Sauter Regine · Nationalrat · 2022-11-28
Sauter Regine · Nationalrat · Zürich · FDP-Liberale Fraktion · 2022-11-28
Wortprotokoll
Tatsächlich könnte ich im Prinzip mein Votum wieder hervorholen, das ich im Rahmen der Beratung der Pflege-Initiative vor rund einem Jahr bereits gehalten habe. Die FDP-Liberale Fraktion hatte damals den indirekten Gegenvorschlag zur Initiative unterstützt, mit dem Ziel, dass die Initiative entweder zurückgezogen oder in der Volksabstimmung abgelehnt wird; dies, damit rasch eine Lösung vorliegt und diese umgesetzt werden kann. Denn es war und ist für uns immer noch unbestritten, dass die Ausbildung zusätzlicher Pflegefachpersonen dringend und eine entsprechende Ausbildungsoffensive ein notwendiger Schritt ist. In diesem Sinne boten wir nach der verlorenen Abstimmung auch Hand dafür, dass eine solche Ausbildungsoffensive rasch umgesetzt werden kann. Dies ist nun Gegenstand des vorliegenden Gesetzentwurfes. Er übernimmt die Formulierung des damaligen indirekten Gegenvorschlages und musste deshalb materiell auch nicht nochmals umfassend beraten werden. Vorgesehen sind wiederum finanzielle Beiträge des Bundes sowie eine Verpflichtung der Kantone, Ausbildungsplätze zu schaffen und Ausbildungsbeiträge zu leisten. Wir unterstützen dies.

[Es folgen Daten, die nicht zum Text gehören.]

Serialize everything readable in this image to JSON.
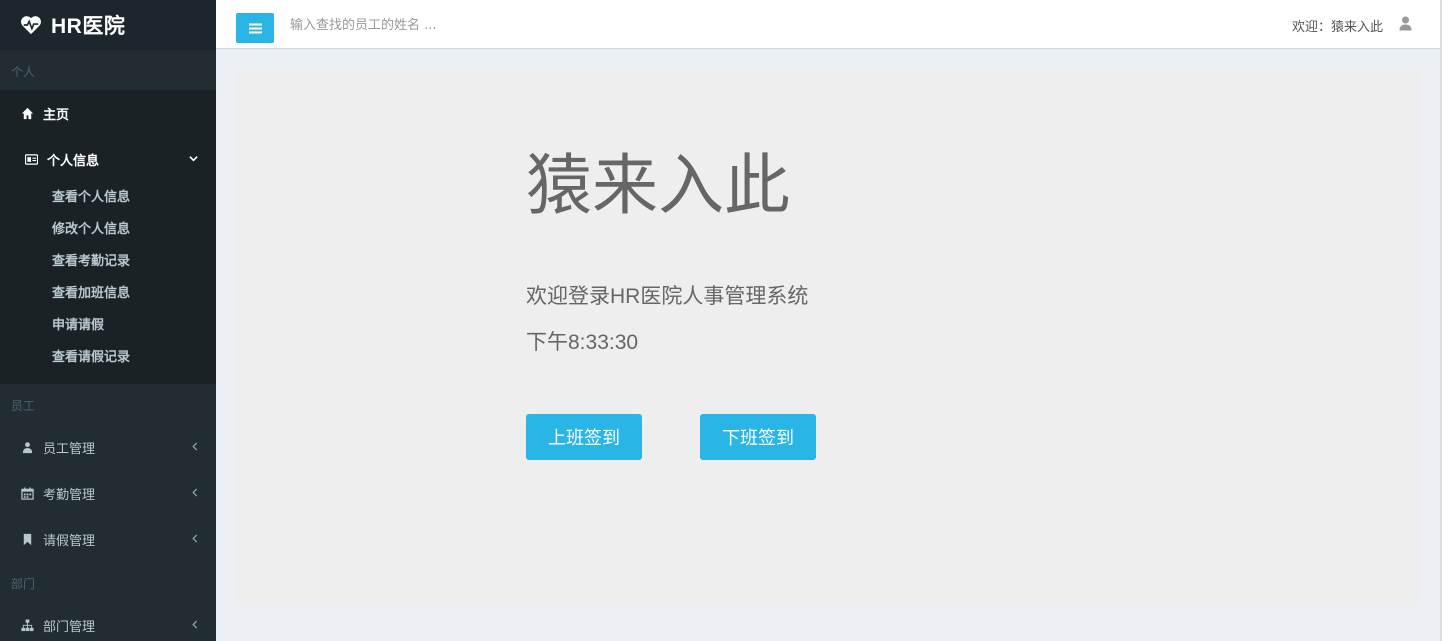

Lassen Sie mich aber der Kritik, es gehe nicht rasch genug voran, die nun eben vorgebracht wurde, etwas entgegenhalten. Die Gesetzgebung geht ihren ordentlichen Weg, so, wie wir dies vor einem Jahr vorausgesagt haben. Wir werden das Gesetz in dieser Session verabschieden; anschliessend liegt die Verantwortung richtigerweise bei den Kantonen. Die Initianten hätten es damals in der Hand gehabt, durch den Rückzug der Initiative dem indirekten Gegenvorschlag schneller zur Umsetzung zu verhelfen. Nun haben wir wertvolle Zeit verloren. Es ist klar, dass die Kantone zuerst eine Grundlage brauchen und ihre Gesetze entsprechend anpassen müssen. Das wird nach dieser Session der Fall sein.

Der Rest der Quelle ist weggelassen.